View all text of Subpart A [§ 1293.1 - § 1293.10]

§ 1293.2 - Definitions.

For purposes of this part:

Annual plan update (update) means a public update to an Equitable Housing Finance Plan for the second or third year of a planning cycle.

Barrier means an element of an Enterprise's actions, products, or policies, or an aspect of the housing market that can reasonably be influenced by the Enterprise's actions, products, or policies, that contributes to an underserved community's limited share of sustainable housing opportunities, difficulties in accessing those sustainable housing opportunities, or the continuing adverse effects of discrimination affecting their participation in the housing market.

Equitable Housing Finance Plan (plan) means a three-year public plan developed with public engagement and adopted by each Enterprise describing how each Enterprise will overcome barriers to sustainable housing opportunities faced by one or more underserved communities through objectives, meaningful actions, and measurable goals.

Fair housing and fair lending laws means the Fair Housing Act, the Equal Credit Opportunity Act, and implementing regulations. Additionally, with respect to an Enterprise, it means 12 U.S.C. 4545 and implementing regulations.

Performance report (report) means an annual public report by an Enterprise on its performance under its Equitable Housing Finance Plan and other information on equitable housing and fair lending that meets the requirements of § 1293.23 and any other FHFA requirements.

Sustainable housing opportunity means a rental or homeownership opportunity that includes one or more characteristics important to the needs of a tenant or homeowner.
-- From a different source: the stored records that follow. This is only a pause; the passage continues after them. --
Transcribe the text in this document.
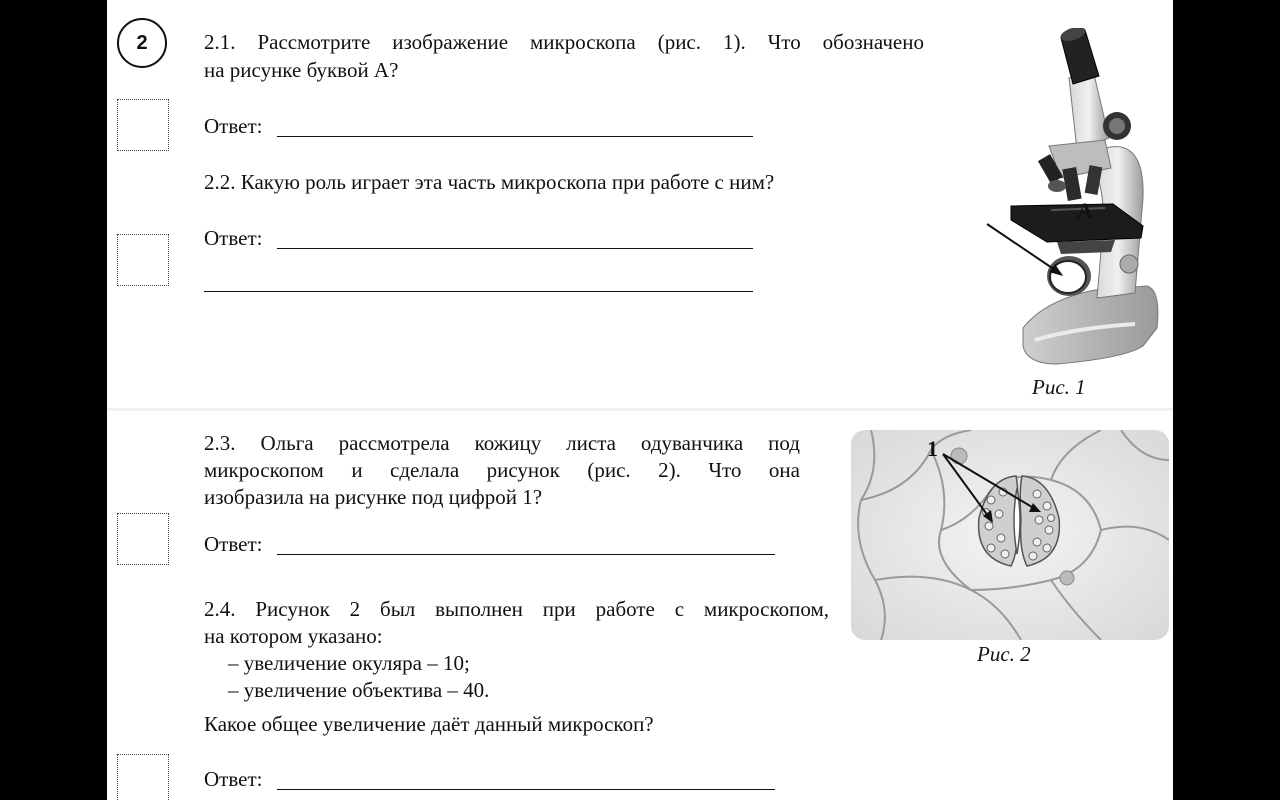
2	2.1. Рассмотрите изображение микроскопа (рис. 1). Что обозначено
на рисунке буквой А?
Ответ:
2.2. Какую роль играет эта часть микроскопа при работе с ним?
Ответ:
А
Рис. 1
2.3. Ольга рассмотрела кожицу листа одуванчика под
микроскопом и сделала рисунок (рис. 2). Что она
изобразила на рисунке под цифрой 1?
Ответ:
1
Рис. 2
2.4. Рисунок 2 был выполнен при работе с микроскопом,
на котором указано:
– увеличение окуляра – 10;
– увеличение объектива – 40.
Какое общее увеличение даёт данный микроскоп?
Ответ:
These characteristics include but are not limited to: being affordable to obtain and sustain; relating to a dwelling that meets basic habitability requirements and is reasonably able to withstand natural disasters or other climate-related impact events; relating to a dwelling that is improving the quality of housing stock in an area; being located in an area with access to educational, transportation, economic, and other important opportunities, including community assets; being accessible for persons with disabilities and available in the most integrated setting appropriate to the needs of an individual with a disability; not placing the tenant or homeowner in a position where they are unlikely to succeed in sustaining the housing opportunity over the long term; and providing reasonable opportunities to accommodate hardships by the renter or homeowner to allow continuation of the housing opportunity.

Underserved community is a group of people with shared characteristics or an area that is subject to current discrimination or has been subjected to past discrimination that has or has had continuing adverse effects on the group or area's participation in the housing market, historically has received or currently receives a lower share of the benefits of Enterprise programs and activities providing sustainable housing opportunities, or that otherwise has had difficulty accessing these benefits compared with groups of people without the shared characteristic or other areas. Shared characteristics include but are not limited to characteristics protected by fair housing and fair lending laws applicable to the Enterprises including race, color, religion, sex (including actual or perceived sexual orientation or gender identity), familial status, national origin, disability, marital status, age, receipt of public assistance income, exercise of rights protected by the Consumer Credit Protection Act, exercise of rights protected by the Fair Housing Act, dwelling age, dwelling location, and neighborhood age. Examples of underserved communities, if supported by adequate information in a plan pursuant to § 1293.25, include: the Commonwealth of Puerto Rico, single parents, persons with disabilities, women of color, seniors with fixed income, self-employed individuals, individuals with limited mainstream credit and banking history, counties which have historically received a lower share of the benefits of Enterprise programs and activities, individuals with income variance such as skilled tradespeople or those that receive income through commission, persons with limited English proficiency, and multigenerational households.